Elon Musk quiere fusionar a los humanos con la IA. ¿Cuántos cerebros se dañarán en el camino?
FOTO: /www.vox.com/technology

Neuralink, la empresa de Elon Musk, busca implantar «hilos» flexibles en el cerebro humano para ayudar a personas con parálisis a controlar dispositivos externos mediante el pensamiento. Aunque la tecnología tiene un gran potencial para mejorar la calidad de vida de millones de personas, también plantea serias preocupaciones éticas y de seguridad.

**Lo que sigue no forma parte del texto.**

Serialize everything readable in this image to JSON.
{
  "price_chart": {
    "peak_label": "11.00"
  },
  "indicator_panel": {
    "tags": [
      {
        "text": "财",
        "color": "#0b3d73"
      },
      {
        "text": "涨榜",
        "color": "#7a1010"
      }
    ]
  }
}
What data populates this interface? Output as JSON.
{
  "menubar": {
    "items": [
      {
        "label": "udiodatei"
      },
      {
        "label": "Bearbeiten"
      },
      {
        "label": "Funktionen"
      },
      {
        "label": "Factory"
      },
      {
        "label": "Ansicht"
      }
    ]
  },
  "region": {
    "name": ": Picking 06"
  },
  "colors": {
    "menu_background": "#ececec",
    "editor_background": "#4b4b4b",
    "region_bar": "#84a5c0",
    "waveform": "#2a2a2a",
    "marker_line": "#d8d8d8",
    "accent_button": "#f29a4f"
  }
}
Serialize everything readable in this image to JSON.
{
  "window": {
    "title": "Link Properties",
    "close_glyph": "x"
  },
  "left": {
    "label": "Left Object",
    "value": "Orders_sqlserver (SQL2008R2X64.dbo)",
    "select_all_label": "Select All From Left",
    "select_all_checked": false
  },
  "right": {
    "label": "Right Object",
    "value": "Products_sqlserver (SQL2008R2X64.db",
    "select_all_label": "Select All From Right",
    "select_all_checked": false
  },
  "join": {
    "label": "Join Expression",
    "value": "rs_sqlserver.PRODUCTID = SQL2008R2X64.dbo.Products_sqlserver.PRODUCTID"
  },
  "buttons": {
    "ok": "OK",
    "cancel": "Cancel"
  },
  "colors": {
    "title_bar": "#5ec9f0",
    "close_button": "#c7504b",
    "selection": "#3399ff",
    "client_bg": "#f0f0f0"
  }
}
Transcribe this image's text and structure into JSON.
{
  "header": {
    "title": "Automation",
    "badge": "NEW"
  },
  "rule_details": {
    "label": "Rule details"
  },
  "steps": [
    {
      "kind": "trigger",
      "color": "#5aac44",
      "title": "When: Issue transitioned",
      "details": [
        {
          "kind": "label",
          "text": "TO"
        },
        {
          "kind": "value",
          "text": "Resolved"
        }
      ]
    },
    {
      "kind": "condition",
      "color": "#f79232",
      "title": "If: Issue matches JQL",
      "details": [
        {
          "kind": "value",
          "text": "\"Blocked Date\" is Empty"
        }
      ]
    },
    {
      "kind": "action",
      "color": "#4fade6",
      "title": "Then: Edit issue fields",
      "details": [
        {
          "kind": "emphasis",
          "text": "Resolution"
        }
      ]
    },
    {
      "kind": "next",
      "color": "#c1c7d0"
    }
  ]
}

La visión a largo plazo de Musk es lograr una «simbiosis con la inteligencia artificial» para que los humanos no se queden atrás a medida que la IA se vuelve más avanzada. Sin embargo, expertos y ex empleados de Neuralink han señalado que la empresa ha optado por un enfoque invasivo y potencialmente peligroso para lograr este objetivo, lo que podría dañar el cerebro.

Además de los riesgos para la salud, la tecnología de Neuralink plantea preocupaciones éticas sobre la privacidad mental y la vigilancia autoritaria. La capacidad de decodificar pensamientos y emociones podría ser mal utilizada por gobiernos y actores maliciosos, erosionando la última frontera de la privacidad individual.

Otras empresas en el campo de las interfaces cerebro-computadora están explorando enfoques menos invasivos y más seguros. Sin embargo, Neuralink ha priorizado la maximización del ancho de banda para servir a la visión más amplia de Musk, incluso a expensas de la seguridad y la ética.

En resumen, mientras que Neuralink podría ofrecer avances revolucionarios en la medicina y la tecnología, su enfoque actual plantea preguntas inquietantes que la sociedad debe abordar antes de seguir adelante con la implantación a gran escala de estos dispositivos.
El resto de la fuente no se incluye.